High temperature causes bus error

PostPosted: Mon Mar 13, 2017 11:38 am
by wiegmink
Hi all,

I'm using the Parallella Embedded (Zynq 7020) with a heatsink mounted to constantly compute some algorithm. All 16 cores are kept busy, the Zynq PS feeds new data, collects results, and routes it to a network destination. After a while (5 minutes or so) a bus error occurred. At first I thought it was related to a possible memory conflict (gdb showed that the error occurred at e_read or e_write), but the message log showed the following:
[243461.989088] epiphany_vm_fault: Temperature outside operating range. Sending SIGBUS to process mainthread.elf (pid: 3426)

- Is it indeed so that a high temperate causes a bus error (the message is pretty clear, it's for my own peace of mind)?
- Which component is getting too hot (Zynq or Epiphany)?
- What is the threshold temperature?
- And finally again for my peace of mind, could a simultaneous read/write from the Zynq PS and a Epiphany core ever cause a memory conflict?

I added a small fan, and now it is already running for quite some time. So it seems clear.

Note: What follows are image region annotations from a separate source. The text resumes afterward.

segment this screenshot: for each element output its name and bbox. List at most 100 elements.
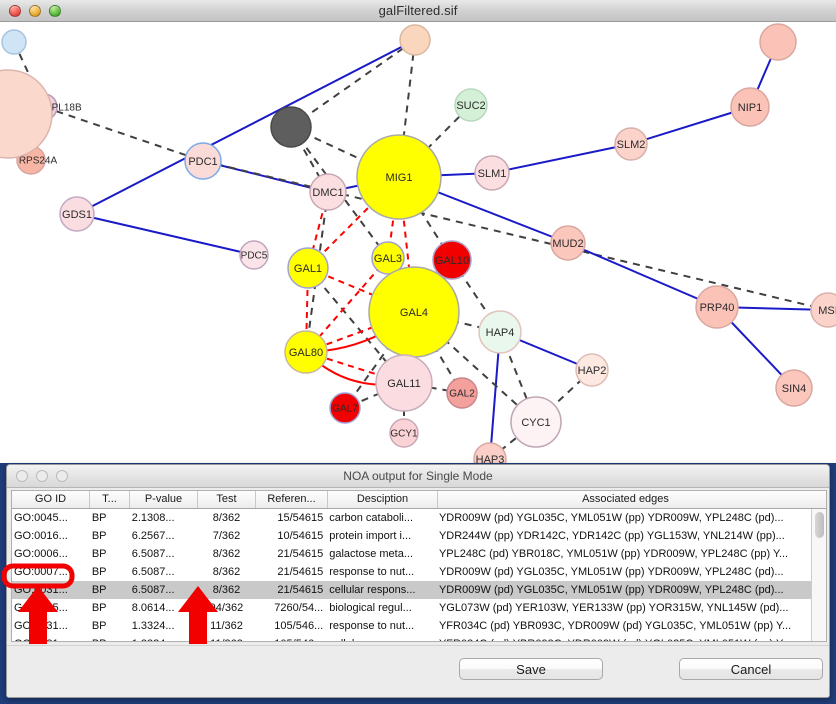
- node-gal11[interactable]: GAL11: [375, 354, 433, 412]
- edge-GAL11-GAL2[interactable]: [403, 382, 463, 394]
- edge-GAL80-GAL4[interactable]: [305, 311, 415, 353]
- node-circle[interactable]: [287, 247, 329, 289]
- node-circle[interactable]: [775, 369, 813, 407]
- table-vertical-scrollbar[interactable]: [811, 509, 826, 641]
- edge-RPL18B-PDC1[interactable]: [43, 106, 204, 162]
- node-toporg[interactable]: [399, 24, 431, 56]
- node-circle[interactable]: [432, 240, 472, 280]
- table-row[interactable]: GO:0007... BP 6.5087... 8/362 21/54615 respon…: [12, 563, 811, 581]
- network-canvas[interactable]: RPL18B RPS24A GDS1 PDC1 SUC2 NIP1 SLM2 MIG1 DMC1…: [0, 22, 836, 463]
- node-gds1[interactable]: GDS1: [59, 196, 95, 232]
- node-gal1[interactable]: GAL1: [287, 247, 329, 289]
- edge-GDS1-TOPORG[interactable]: [76, 39, 416, 215]
- node-dmc1[interactable]: DMC1: [309, 173, 347, 211]
- node-circle[interactable]: [454, 88, 488, 122]
- table-row[interactable]: GO:0006... BP 6.5087... 8/362 21/54615 galact…: [12, 545, 811, 563]
- node-dark1[interactable]: [270, 106, 312, 148]
- node-circle[interactable]: [0, 69, 53, 159]
- node-circle[interactable]: [473, 442, 507, 463]
- node-circle[interactable]: [389, 418, 419, 448]
- noa-close-button[interactable]: [16, 470, 28, 482]
- node-circle[interactable]: [184, 142, 222, 180]
- node-gcy1[interactable]: GCY1: [389, 418, 419, 448]
- edge-PDC1-MSI[interactable]: [202, 160, 829, 311]
- node-circle[interactable]: [375, 354, 433, 412]
- node-circle[interactable]: [368, 266, 460, 358]
- node-circle[interactable]: [59, 196, 95, 232]
- column-header-1[interactable]: T...: [90, 491, 130, 508]
- node-circle[interactable]: [284, 330, 328, 374]
- edge-GAL1-GAL4[interactable]: [307, 267, 415, 313]
- noa-minimize-button[interactable]: [36, 470, 48, 482]
- node-hap3[interactable]: HAP3: [473, 442, 507, 463]
- node-gal2[interactable]: GAL2: [446, 377, 478, 409]
- node-circle[interactable]: [550, 225, 586, 261]
- noa-zoom-button[interactable]: [56, 470, 68, 482]
- node-msi[interactable]: MSI: [810, 292, 836, 328]
- column-header-5[interactable]: Desciption: [328, 491, 438, 508]
- node-pdc1[interactable]: PDC1: [184, 142, 222, 180]
- node-nip1[interactable]: NIP1: [730, 87, 770, 127]
- node-circle[interactable]: [695, 285, 739, 329]
- node-hap2[interactable]: HAP2: [575, 353, 609, 387]
- table-row[interactable]: GO:0065... BP 8.0614... 94/362 7260/54... bio…: [12, 599, 811, 617]
- column-header-3[interactable]: Test: [198, 491, 256, 508]
- table-body[interactable]: GO:0045... BP 2.1308... 8/362 15/54615 carbon…: [12, 509, 811, 641]
- node-circle[interactable]: [399, 24, 431, 56]
- node-circle[interactable]: [270, 106, 312, 148]
- node-gal7[interactable]: GAL7: [329, 392, 361, 424]
- minimize-button[interactable]: [29, 4, 41, 17]
- node-topleft[interactable]: [1, 29, 27, 55]
- table-scroll-thumb[interactable]: [815, 512, 824, 538]
- node-mud2[interactable]: MUD2: [550, 225, 586, 261]
- node-circle[interactable]: [474, 155, 510, 191]
- node-prp40[interactable]: PRP40: [695, 285, 739, 329]
- node-circle[interactable]: [575, 353, 609, 387]
- node-circle[interactable]: [329, 392, 361, 424]
- node-slm1[interactable]: SLM1: [474, 155, 510, 191]
- node-circle[interactable]: [309, 173, 347, 211]
- node-circle[interactable]: [478, 310, 522, 354]
- node-circle[interactable]: [759, 23, 797, 61]
- edge-CYC1-HAP3[interactable]: [489, 421, 537, 460]
- node-hap4[interactable]: HAP4: [478, 310, 522, 354]
- node-circle[interactable]: [614, 127, 648, 161]
- node-gal10[interactable]: GAL10: [432, 240, 472, 280]
- close-button[interactable]: [9, 4, 21, 17]
- node-mig1[interactable]: MIG1: [356, 134, 442, 220]
- save-button[interactable]: Save: [459, 658, 603, 680]
- node-circle[interactable]: [810, 292, 836, 328]
- table-row[interactable]: GO:0031...BP1.3324...11/362105/546...cel…: [12, 635, 811, 641]
- table-row[interactable]: GO:0031... BP 1.3324... 11/362 105/546... res…: [12, 617, 811, 635]
- node-slm2[interactable]: SLM2: [614, 127, 648, 161]
- node-circle[interactable]: [239, 240, 269, 270]
- node-circle[interactable]: [371, 241, 405, 275]
- node-sin4[interactable]: SIN4: [775, 369, 813, 407]
- results-table[interactable]: GO ID T... P-value Test Referen... Desciption…: [11, 490, 827, 642]
- column-header-4[interactable]: Referen...: [256, 491, 328, 508]
- node-circle[interactable]: [356, 134, 442, 220]
- edge-MUD2-PRP40[interactable]: [567, 242, 718, 308]
- zoom-button[interactable]: [49, 4, 61, 17]
- node-circle[interactable]: [1, 29, 27, 55]
- column-header-2[interactable]: P-value: [130, 491, 198, 508]
- node-gal80[interactable]: GAL80: [284, 330, 328, 374]
- node-circle[interactable]: [510, 396, 562, 448]
- node-suc2[interactable]: SUC2: [454, 88, 488, 122]
- edge-SLM1-SLM2[interactable]: [491, 143, 632, 174]
- node-big1[interactable]: [0, 69, 53, 159]
- node-circle[interactable]: [446, 377, 478, 409]
- node-gal4[interactable]: GAL4: [368, 266, 460, 358]
- cancel-button[interactable]: Cancel: [679, 658, 823, 680]
- column-header-6[interactable]: Associated edges: [582, 493, 669, 505]
- node-cyc1[interactable]: CYC1: [510, 396, 562, 448]
- edge-DARK1-TOPORG[interactable]: [290, 39, 416, 128]
- edge-MIG1-TOPORG[interactable]: [398, 39, 416, 178]
- edge-GDS1-PDC5[interactable]: [76, 213, 255, 256]
- node-toppink[interactable]: [759, 23, 797, 61]
- node-pdc5[interactable]: PDC5: [239, 240, 269, 270]
- table-row[interactable]: GO:0016... BP 6.2567... 7/362 10/54615 protei…: [12, 527, 811, 545]
- edge-SLM2-NIP1[interactable]: [630, 106, 751, 145]
- column-header-0[interactable]: GO ID: [12, 491, 90, 508]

I'm new to the forum, I don't think I found the answers somewhere else (I did search, but you never know).


PostPosted: Mon Mar 13, 2017 2:01 pm
by jar
The Zynq is causing this. There is a thermal daemon running that can be configured in /etc/default/parallella-thermald if you want to void the warranty.

I picked up a couple of the Parallella aluminum cases recently and they've kept the Zynq well below the default limit and look much nicer. Though, I used the "heatsink hack" described here:

Your fan setup should work now and prevent the thermal daemon from shutting the board down.

PostPosted: Tue Mar 14, 2017 8:19 am
by wiegmink
Thanks jar. I don't want to void the warranty, I just didn't make the connection between the bus error and overheating of the Zynq.